Seeing the chord this talk struck, in these different people in different ways, inspired me to keep writing and speaking in this way, because I saw first-hand that there are many people ripe to hear the message we are trying to transmit.

What are your thoughts about the power of humane education to positively transform the world?

I believe that humane education is KEY to transforming the world — because it gets to the roots of the world’s problems and offers a real path to solving them, by inspiring each of us to be solutionaries in whatever we do.

It’s because I feel so strongly about this that I decided to donate at least 10% of my profits to humane education organizations that work with kids.  Given that I felt called to work with adults at this point, it was important to me to donate to organizations providing humane education to children, who of course are the real holders of the future.  If we can teach both adults and children to understand the humane education approach and become solutionaries in their own lives and work, I truly believe we will begin to steer the ship of this planet in a new direction.

Tell us about your experience taking IHE’s online course Teaching for a Positive Future (TPF).
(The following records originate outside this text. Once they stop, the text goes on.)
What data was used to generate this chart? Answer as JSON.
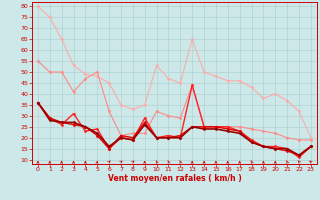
{
  "bg_color": "#cce8e8",
  "grid_color": "#aacccc",
  "xlabel": "Vent moyen/en rafales ( km/h )",
  "xlabel_color": "#cc0000",
  "xticks": [
    0,
    1,
    2,
    3,
    4,
    5,
    6,
    7,
    8,
    9,
    10,
    11,
    12,
    13,
    14,
    15,
    16,
    17,
    18,
    19,
    20,
    21,
    22,
    23
  ],
  "yticks": [
    10,
    15,
    20,
    25,
    30,
    35,
    40,
    45,
    50,
    55,
    60,
    65,
    70,
    75,
    80
  ],
  "ylim": [
    8,
    82
  ],
  "xlim": [
    -0.5,
    23.5
  ],
  "series": [
    {
      "color": "#ffaaaa",
      "lw": 0.8,
      "marker": "D",
      "ms": 1.5,
      "data_y": [
        80,
        75,
        65,
        53,
        49,
        48,
        45,
        35,
        33,
        35,
        53,
        47,
        45,
        65,
        50,
        48,
        46,
        46,
        43,
        38,
        40,
        37,
        32,
        20
      ]
    },
    {
      "color": "#ff8888",
      "lw": 0.8,
      "marker": "D",
      "ms": 1.5,
      "data_y": [
        55,
        50,
        50,
        41,
        47,
        50,
        32,
        21,
        22,
        22,
        32,
        30,
        29,
        44,
        25,
        25,
        25,
        25,
        24,
        23,
        22,
        20,
        19,
        19
      ]
    },
    {
      "color": "#ff2222",
      "lw": 1.0,
      "marker": "D",
      "ms": 1.5,
      "data_y": [
        36,
        29,
        26,
        31,
        23,
        24,
        15,
        20,
        19,
        29,
        20,
        21,
        20,
        44,
        25,
        25,
        25,
        23,
        19,
        16,
        16,
        15,
        11,
        16
      ]
    },
    {
      "color": "#dd0000",
      "lw": 1.0,
      "marker": "D",
      "ms": 1.5,
      "data_y": [
        36,
        29,
        27,
        26,
        25,
        21,
        15,
        21,
        20,
        27,
        20,
        20,
        21,
        25,
        25,
        25,
        24,
        23,
        18,
        16,
        15,
        14,
        12,
        16
      ]
    },
    {
      "color": "#990000",
      "lw": 1.2,
      "marker": "D",
      "ms": 1.5,
      "data_y": [
        36,
        28,
        27,
        27,
        25,
        22,
        16,
        20,
        19,
        26,
        20,
        20,
        20,
        25,
        24,
        24,
        23,
        22,
        18,
        16,
        15,
        15,
        12,
        16
      ]
    }
  ],
  "wind_angles": [
    90,
    90,
    90,
    90,
    90,
    85,
    65,
    60,
    60,
    90,
    100,
    100,
    100,
    90,
    90,
    90,
    90,
    90,
    100,
    90,
    90,
    100,
    110,
    120
  ],
  "arrow_color": "#cc0000",
  "tick_fontsize": 4.5,
  "xlabel_fontsize": 5.5
}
I enjoyed the structure and convenience of being able to take the TPF course online, and also connecting with other educators around humane education topics.  I liked seeing the different ways each classmate was using the theories and exercises.  Connecting with the course instructor, Marsha Rakestraw, was a highlight for me, as she was so supportive and encouraging of the work I’m doing.  Because I already had so many years of graduate work in related fields under my belt and was not in a place to do another extended program right now, I was so thankful to be able to be part of the TPF course and receive some training in humane education specifically, and connect with IHE in that way.
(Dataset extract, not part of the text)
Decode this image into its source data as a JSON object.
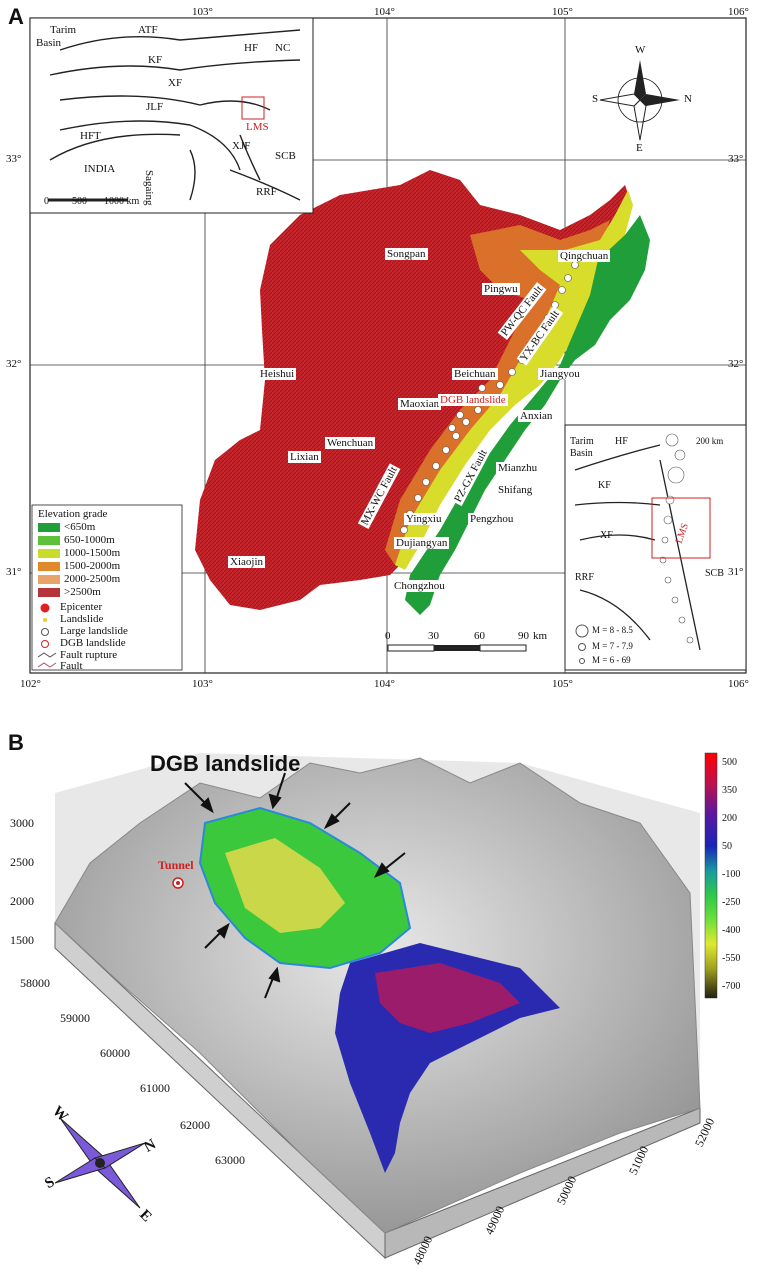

How has what you learned from the TPF course helped you in your life and work?

I have referred back to the course materials several times, as I create talks and as I work on columns and my e-book.  I feel like it keeps me grounded in the real work I want to do, and it offers me ideas on how to infuse the humane education principles into my teaching (even when my writing is my teaching!), and how to engage my audience and structure activities to introduce these ideas.

What would you say to others wondering if the TPF course is right for them?

I wish every educator could take this course!  I don’t think it matters who or where you are teaching, these principles can and need to be infused into every classroom, formal and informal.  The TPF course offers practical understanding of the foundational humane education concepts, and an abundance of activities to utilize in various teaching environments.  Plus, you get a class full of colleagues inspired to make a difference in the world!